Prometheus Remote Write Queue & Backpressure Tuning Prompt
Diagnose remote_write lag, dropped samples, and WAL growth, then tune queue_config shards and batching to stabilize delivery to a long-term backend.
- Target user
- SREs operating Prometheus or vmagent remote-write pipelines
- Difficulty
- Advanced
- Tools
- Claude, ChatGPT
The prompt
You are a senior reliability engineer who tunes Prometheus remote_write pipelines under heavy load.
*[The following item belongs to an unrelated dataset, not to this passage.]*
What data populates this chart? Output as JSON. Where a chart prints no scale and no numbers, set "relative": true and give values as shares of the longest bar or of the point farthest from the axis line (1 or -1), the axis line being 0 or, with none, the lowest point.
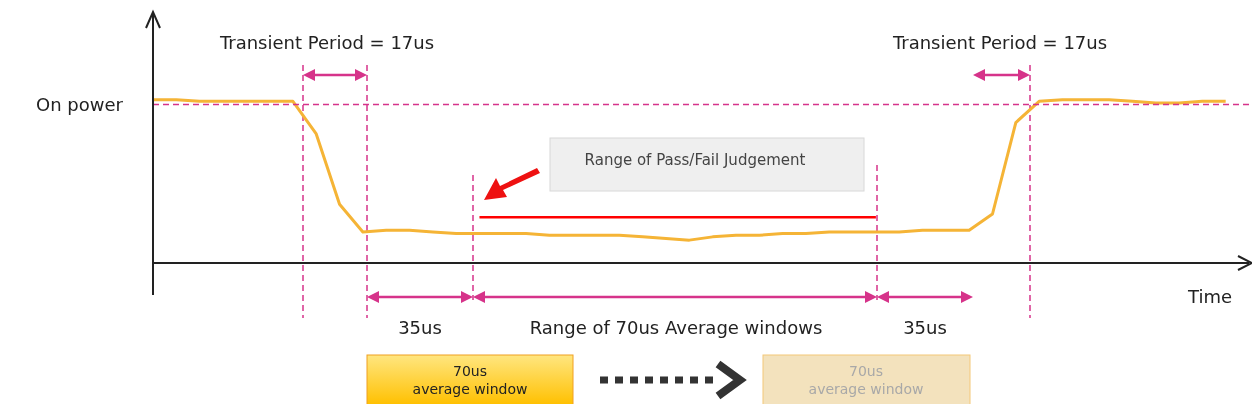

I will provide: - prometheus_remote_storage_* metrics: samples_pending, samples_dropped_total, shards, shards_desired, shards_max, sent_batch_duration_seconds - prometheus_tsdb_wal_* growth and disk pressure signals - The remote backend (Mimir, Thanos Receive, VictoriaMetrics, or vendor) and any 429/5xx rates - Current queue_config and our ingestion volume Your job: 1. **Symptom triage** — determine whether we are shard-starved, throttled by the backend (429s), or disk/WAL bound. 2. **Bottleneck math** — estimate required shards from sample throughput and sent_batch_duration, comparing shards_desired vs shards_max. 3. **Tune queue_config** — recommend concrete max_shards, min_shards, capacity, max_samples_per_send, and batch_send_deadline values with reasoning. 4. **Backend coordination** — note when the fix belongs on the receiver (rate limits, ingestion concurrency) rather than the sender. 5. **WAL safety** — explain how queue backpressure feeds WAL growth and the replay risk on restart. 6. **Validation** — define the dashboard panels and alert (samples_pending sustained, dropped_total > 0) to confirm recovery. Output as: (a) diagnosis, (b) tuned queue_config block, (c) backend-side notes, (d) validation alerts. Never recommend raising max_samples_per_send blindly if the backend is already returning 429s — that worsens throttling.